Akamai Technologies 

Risk-Adjusted Performance

Weak

 
Weak
 
Strong
Compared to the overall equity markets, risk-adjusted returns on investments in Akamai Technologies are ranked lower than 1 (%) of all global equities and portfolios over the last 90 days. In spite of comparatively stable basic indicators, Akamai Technologies is not utilizing all of its potentials. The latest stock price uproar, may contribute to short-horizon losses for the private investors.

Broadcom and Akamai Technologies Volatility Contrast

   Predicted Return Density   
       Returns  

Pair Trading with Broadcom and Akamai Technologies

The main advantage of trading using opposite Broadcom and Akamai Technologies positions is that it hedges away some unsystematic risk.
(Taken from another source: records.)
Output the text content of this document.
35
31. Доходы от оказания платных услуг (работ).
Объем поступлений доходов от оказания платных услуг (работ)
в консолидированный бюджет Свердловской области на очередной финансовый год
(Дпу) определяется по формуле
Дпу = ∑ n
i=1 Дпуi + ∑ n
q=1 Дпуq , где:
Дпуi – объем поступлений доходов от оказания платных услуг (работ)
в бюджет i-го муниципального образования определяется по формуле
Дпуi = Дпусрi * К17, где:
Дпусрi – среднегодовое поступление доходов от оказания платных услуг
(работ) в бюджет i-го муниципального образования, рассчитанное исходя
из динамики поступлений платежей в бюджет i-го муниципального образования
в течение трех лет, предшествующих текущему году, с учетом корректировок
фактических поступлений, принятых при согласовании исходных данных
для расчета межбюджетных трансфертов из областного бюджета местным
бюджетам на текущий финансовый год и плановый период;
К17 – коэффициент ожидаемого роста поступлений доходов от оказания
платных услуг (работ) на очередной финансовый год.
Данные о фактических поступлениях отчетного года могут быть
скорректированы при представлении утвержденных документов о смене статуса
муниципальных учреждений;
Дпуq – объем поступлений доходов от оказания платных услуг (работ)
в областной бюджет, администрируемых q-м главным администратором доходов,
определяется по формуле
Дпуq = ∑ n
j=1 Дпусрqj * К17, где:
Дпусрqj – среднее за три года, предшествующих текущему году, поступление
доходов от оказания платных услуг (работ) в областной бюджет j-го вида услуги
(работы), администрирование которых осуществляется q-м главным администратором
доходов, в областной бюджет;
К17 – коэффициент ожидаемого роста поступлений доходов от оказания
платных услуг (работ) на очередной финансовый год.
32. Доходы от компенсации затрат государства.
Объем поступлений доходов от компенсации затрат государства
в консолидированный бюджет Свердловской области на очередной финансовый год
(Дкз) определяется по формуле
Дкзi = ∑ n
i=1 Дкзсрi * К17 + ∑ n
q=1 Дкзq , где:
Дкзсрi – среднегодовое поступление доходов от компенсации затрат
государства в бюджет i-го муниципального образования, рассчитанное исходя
Because of two separate transactions, even if Broadcom position performs unexpectedly, Akamai Technologies can make up some of the losses. Pair trading also minimizes risk from directional movements in the market. For example, if an entire industry or sector drops because of unexpected headlines, the short position in Akamai Technologies will offset losses from the drop in Akamai Technologies' long position.
The idea behind Broadcom and Akamai Technologies pairs trading is to make the combined position market-neutral, meaning the overall market's direction will not affect its win or loss (or potential downside or upside). This can be achieved by designing a pairs trade with two highly correlated stocks or equities that operate in a similar space or sector, making it possible to obtain profits through simple and relatively low-risk investment.
Check out your portfolio center.
Note that this page's information should be used as a complementary analysis to find the right mix of equity instruments to add to your existing portfolios or create a brand new portfolio. You can also try the Portfolio Suggestion module to get suggestions outside of your existing asset allocation including your own model portfolios.